Когда я писал опровержение на суворовский опус, меня все меньше и меньше удовлетворяла обширная литература о пакте Молотова — Риббентропа и операции «Барбаросса» в целом. Стало ясно, что, развернув дебаты вокруг второстепенного вопроса об упреждающем ударе, Суворов отвлек историков от вопросов фундаментальных. Из них главный, до сих пор ускользающий от их внимания, — какое-либо убедительное объяснение решения Гитлера напасть на Советский Союз. Различный политический климат, по-видимому, порождает разные истолкования. Данный вопрос никоим образом не является центральным в моей книге, и я не претендую на то, чтобы вынести окончательное суждение по этому поводу. Однако, сопоставляя недавно открытые советские архивные источники с германскими, можно было бы восстановить документально подтвержденную последовательность событий, раскрыв обстоятельства, приведшие Гитлера к принятию Директивы 21 в декабре 1940 г.
Главная задача этой книги — освещение политики Сталина накануне войны. После более полувека исследований сталинская политика все еще остается, по словам Черчилля, «тайной, покрытой мраком». «Тоталитарная модель», построенная в эпоху холодной войны, чтобы спроецировать на нового противника вражду, испытываемую к прежнему, ничего не объясняет. Все, на что способны ее приверженцы, это до упора настаивать на родстве марксизма с нацизмом{11}. Почти полное отсутствие сведений о сталинских замыслах и стратегии накануне войны заставляет историков или подозревать его во всех смертных грехах, или соглашаться с Черчиллем в том, что Сталина и его генералов следовало бы гнать как «плохих работников Второй мировой войны, которых обвели вокруг пальца по всем пунктам: в стратегии, политике, способности предвидеть будущее»{12}. Скупые свидетельства, появившиеся вскоре после смерти Сталина, исходили от военных. Маршалы воспользовались своим могущественным положением после прихода к власти Хрущева, чтобы снять с себя ответственность за катастрофу 22 июня и свалить всю вину на Сталина. Но обильные военные мемуары — книги и статьи — рассматривали события сугубо с военной точки зрения{13}. В дальнейшем акцент на теоретический фундамент и ментальные корни конфликта увел дебаты в сторону от реальных предвоенных событий. Не делалось серьезных попыток проследить изощренную политическую игру, затеянную Сталиным и связанную с его военной стратегией и политическим видением ситуации. Отсутствие четких сведений о сталинской политике в итоге завело историков в тупик{14}.

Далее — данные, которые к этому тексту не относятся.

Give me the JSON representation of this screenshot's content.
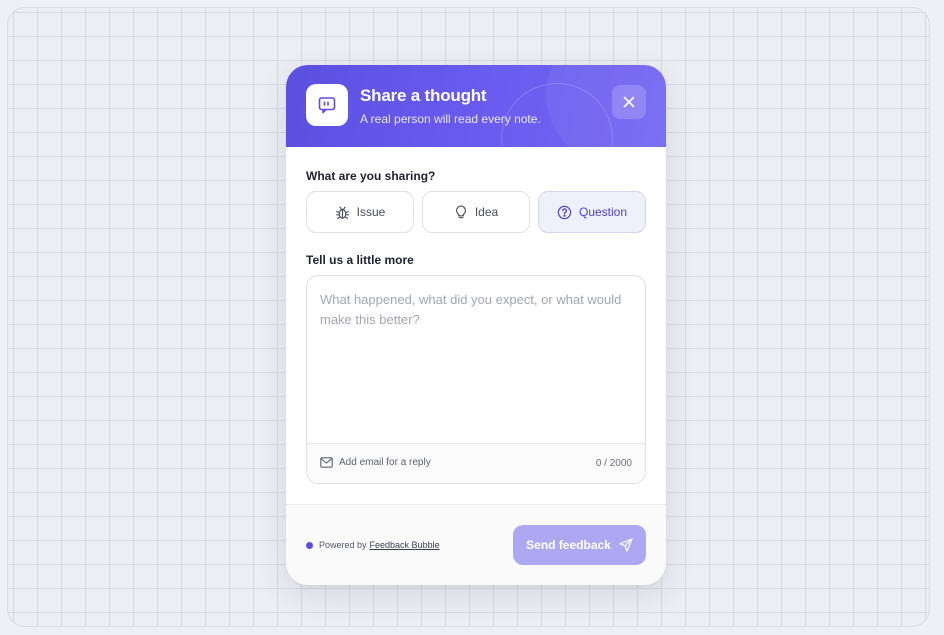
{
  "header": {
    "title": "Share a thought",
    "subtitle": "A real person will read every note."
  },
  "type_section": {
    "label": "What are you sharing?",
    "options": [
      {
        "label": "Issue",
        "icon": "bug-icon",
        "selected": false
      },
      {
        "label": "Idea",
        "icon": "lightbulb-icon",
        "selected": false
      },
      {
        "label": "Question",
        "icon": "question-circle-icon",
        "selected": true
      }
    ]
  },
  "details_section": {
    "label": "Tell us a little more",
    "placeholder": "What happened, what did you expect, or what would make this better?",
    "value": "",
    "email_link": "Add email for a reply",
    "counter": "0 / 2000"
  },
  "footer": {
    "powered_by": "Powered by",
    "brand": "Feedback Bubble",
    "send_label": "Send feedback"
  },
  "colors": {
    "accent": "#5b4fe0",
    "send_disabled": "#aea7f2",
    "selected_bg": "#eef0fb"
  }
}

Главное достоинство данной книги — последовательный анализ сталинской политики накануне германского вторжения, не только бросающий вызов общепринятым интерпретациям, но и рождающий совершенно новое освещение событий. За исключением вводной статьи, в книге не идет речь о переговорах, приведших к заключению пакта Молотова — Риббентропа, и немедленных откликах на него; беспринципное использование секретных протоколов с достаточной полнотой рассмотрено за последние несколько лет. В центре внимания — год, предшествовавший войне. Серьезный недостаток большинства работ по военной истории и истории дипломатии этого периода — изучение его вне связи с общим контекстом событий. Редко вспоминают, что всего лишь за год Европа подверглась величайшим политическим изменениям в своей истории. Каждое из этих изменений, начиная с Норвегии и Дании на севере, затем вторжения в Нидерланды и Францию и до проникновения на Балканы, непосредственно сказывалось на советской политике. Когда, в конце концов, разразилась война титанов, она стала отправной точкой для историографии, заслонив предшествовавшую ей политическую драму.